Aujourd'hui, ça fait exactement un an que j'ai vu Philippe pour la dernière fois. Sauf que l'an dernier, je ne le savais pas, ou alors, je ne voulais pas le savoir, je ne voulais pas m'en rendre compte, peut-être aussi... Et je me suis sentie vraiment bien triste aujourd'hui.

Alors, oui, cela peut vous paraître idiot, stupide de repenser à ce jour-là tellement merveilleux, mais c'est ainsi. Et là, je meurs d'envie de me plonger dans les bras protecteurs et rassurants de mon "mrxaoueu"...

*********

J'avais décidé de venir le voir une journée, de passer une journée entière avec lui à papoter, à me promener dans Bruxelles, à faire des choses simples, à l'aider à marcher si besoin... et loin de moi l'appréhension de le voir changer, presque défiguré par ses séances de chimio, même si je n'en menais pas large...

*********

C'est une période fragile, charnière en ce moment, je quitte le monde d'avant, et également cette année entre deux, pour aller là où mes pas me portent, me guident, et vers un inconnu vraiment plus beau et heureux, je crois. Je fais des choix qui me sont propres et pas forcément en accord avec ce NML, et heureusement d'ailleurs.

Je sens le dénouement proche.

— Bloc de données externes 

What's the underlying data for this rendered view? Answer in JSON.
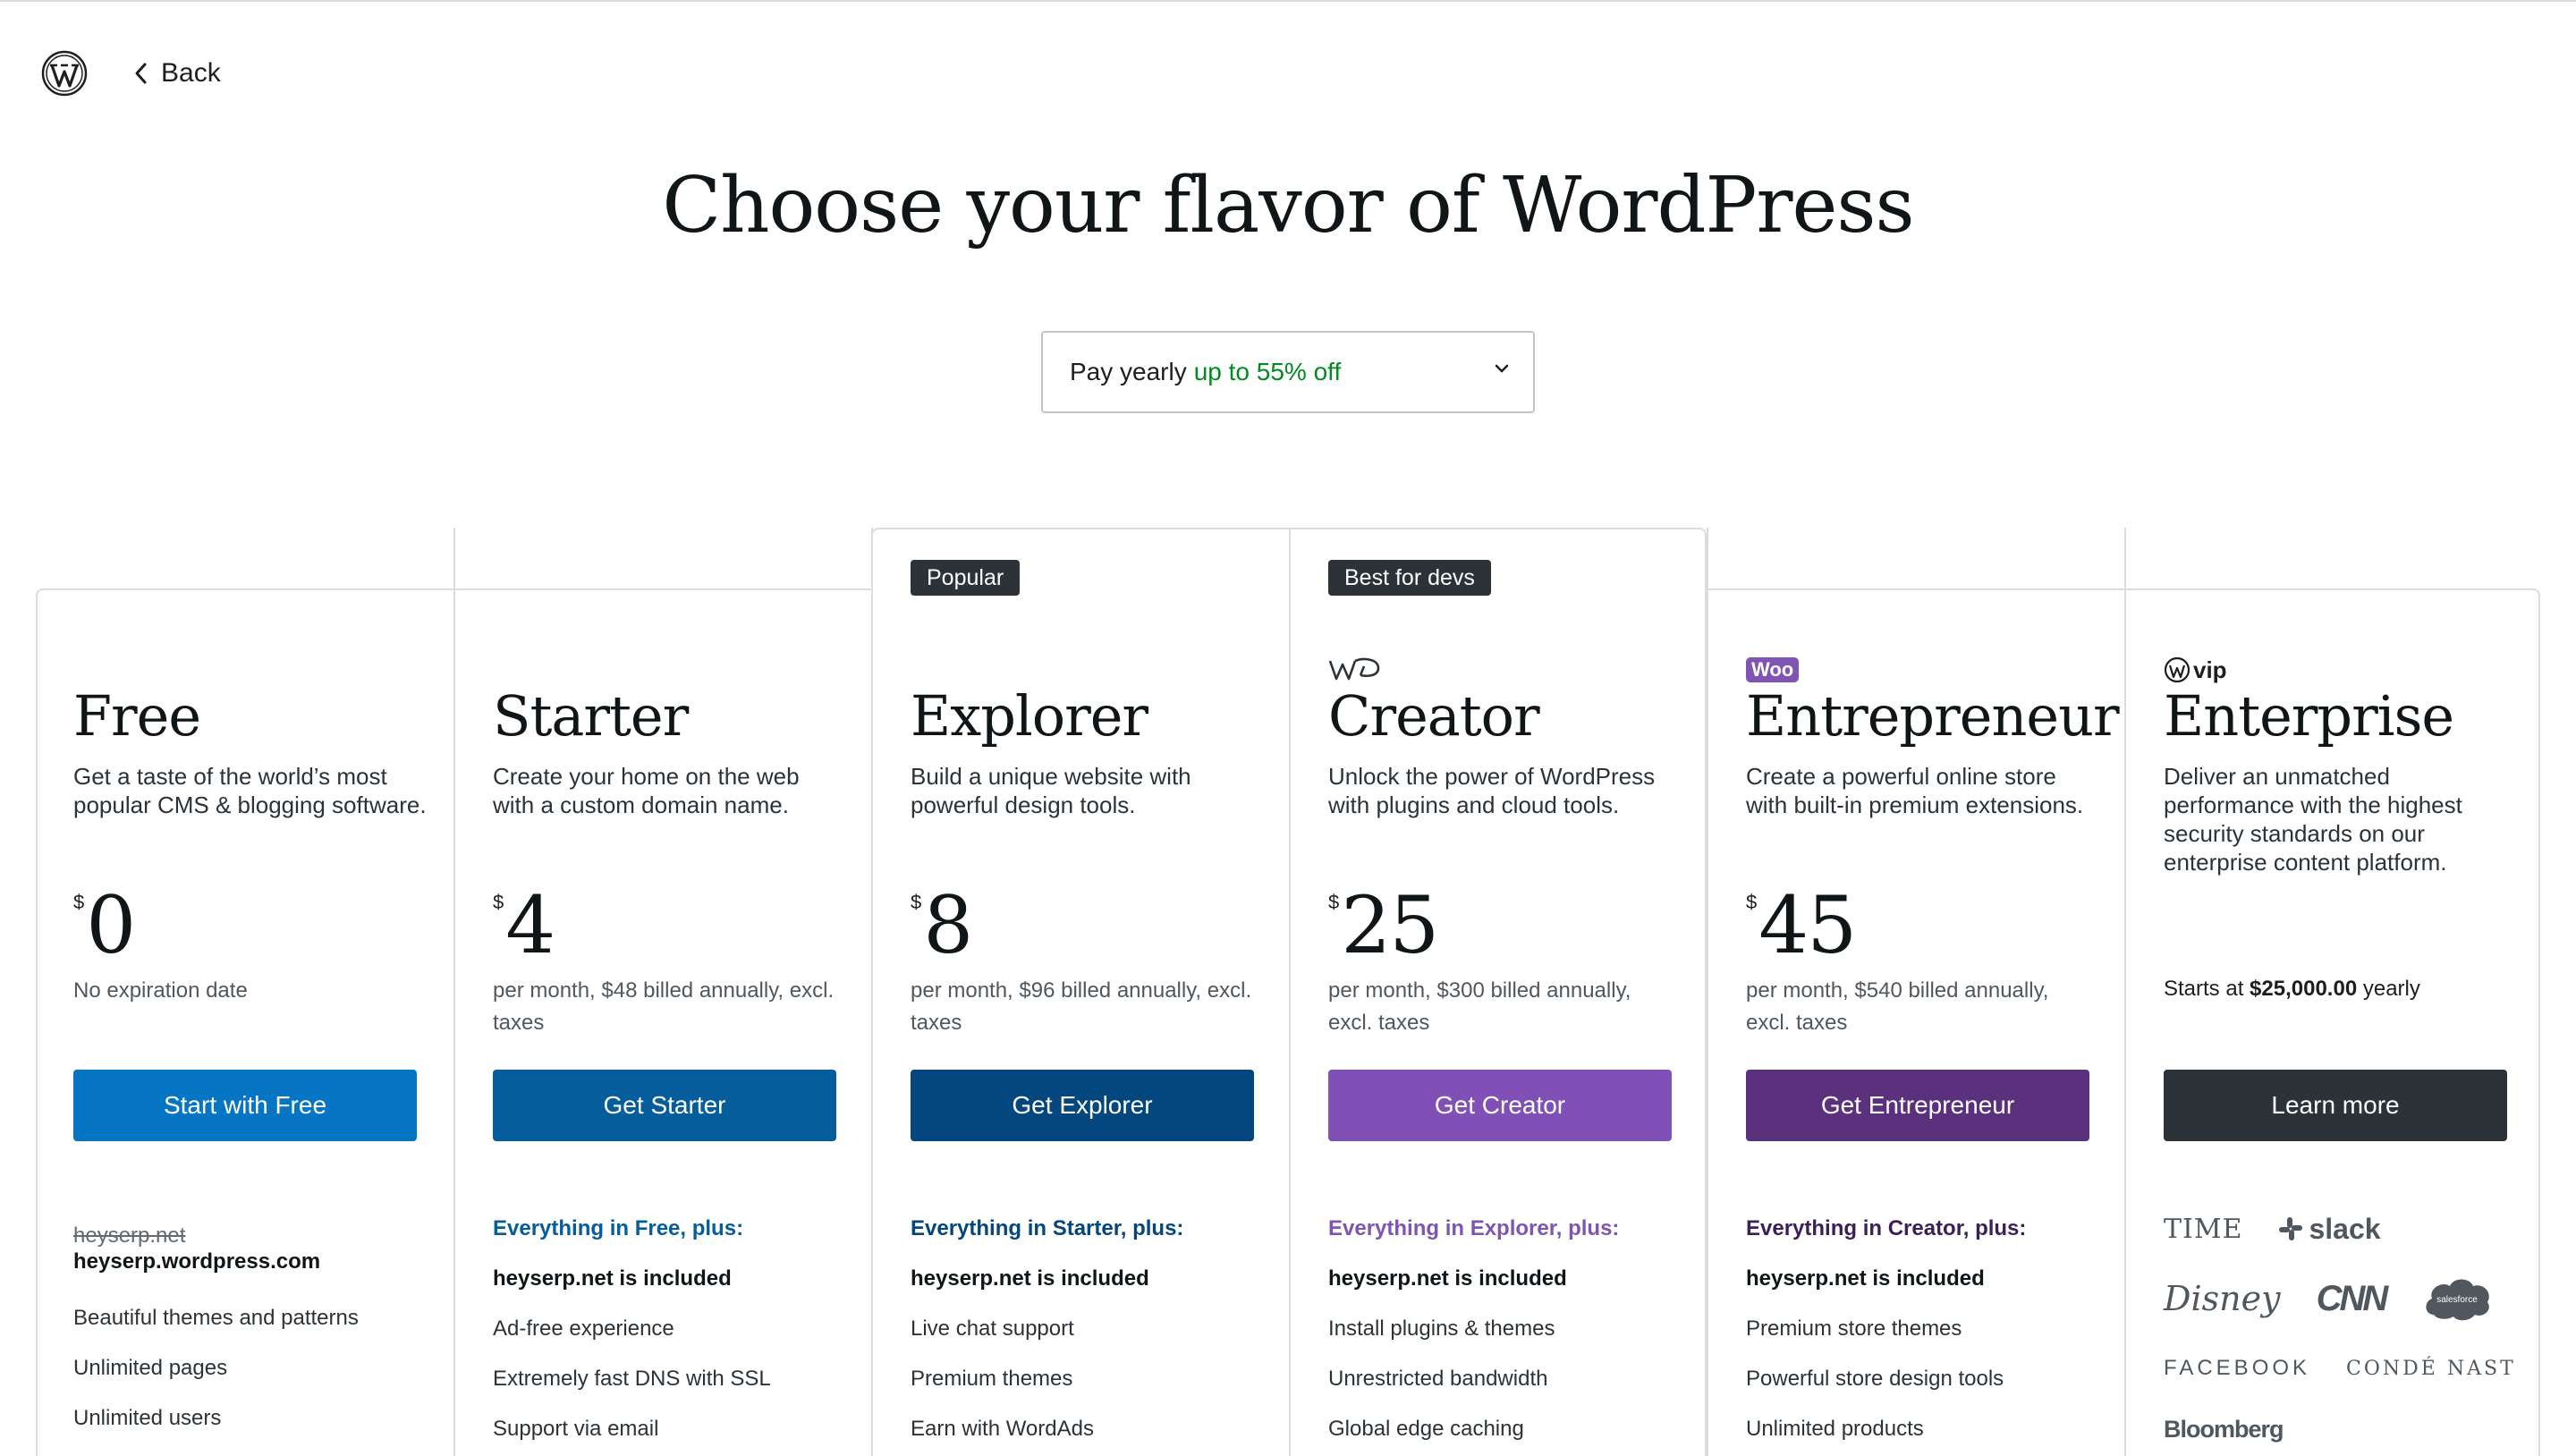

J'ai envie d'arrêter de me battre avec ce NML qui ne comprendra jamais rien à qui je suis etc...

*********

Donc, ma journée avec Philippe (arrêtons les digressions à n'en plus finir)... Il m'attendait en bas de l'escalator dans la Gare du Midi, et son jeune frère nous attendait dans la voiture. Il conduisait. Il nous a laissé à une station de M°, visiblement inquiet de voir Philippe seul, livré à lui-même et comme s'il était en danger... Il m'a lancé un regard tellement profond, tellement intense que j'ai réalisé sa peur de savoir Philippe malade, mais je ne savais pas qu'ils savaient que Philippe était condamné, c'est cela qui est terrible...

Et puis, nous avons pris le M°, je m'en rappelle comme si c'était hier... Nous avons été visités une expo : les bijoux royaux en Europe... sympa. Je poussais Phil dans son fauteuil roulant tandis qu'il avait mon sac à mains sur ses genoux, qu'il tenait fermement... Tout le monde nous croyait ensemble, et c'était vrai qqpart... Il ne voyait pas vraiment bien, satanée cellule cancéreuse qui lui bouffait son canal optique (ou qqch du genre)... Nous nous sommes promenés place des Sablons, une place que j'affectionne particulièrement à Brussels, nous avons déjeuné dans une petite brasserie, moi d'une waterzoi (j'adore ce plat, super calorique, mais m'en fous !) et lui un bouillon de légumes et de la viande)... C'est lors de ce repas qu'il m'a expliqué ce qu'il comptait faire pour son testament, que nous avons parlé de ses obsèques, je n'oublierai pas... j'avais la gorge nouée, j'essayais de retenir mes larmes devant une éventualité que je n'osais pas envisager...

Etait-ce sa façon de me dire que le pire allait arriver ?

Et puis, nous avons fait une grande ballade à pieds alors qu'il était déjà bien faible, mais pour rien au monde il n'aurait voulu m'empêcher de marcher, moi qui aime tant marcher... Ah cette ballade, au milieu d'une foule tellement importante, pressée d'effectuer ses achats de Noël, nous avons même fait une virée à la Fnac, oui ;-) !!

Je l'ai raccompagné chez sa tante et son oncle qui m'ont accueilli tellement gentiment, et j'ai repris mon train, la tête tellement ailleurs, tellement pleine de Philippe, de son cancer, l'envie de lui donner les globules blancs qui lui manquaient tant ... l'envie de le serrer encore dans mes bras pour l'encourager et le sentir vivant...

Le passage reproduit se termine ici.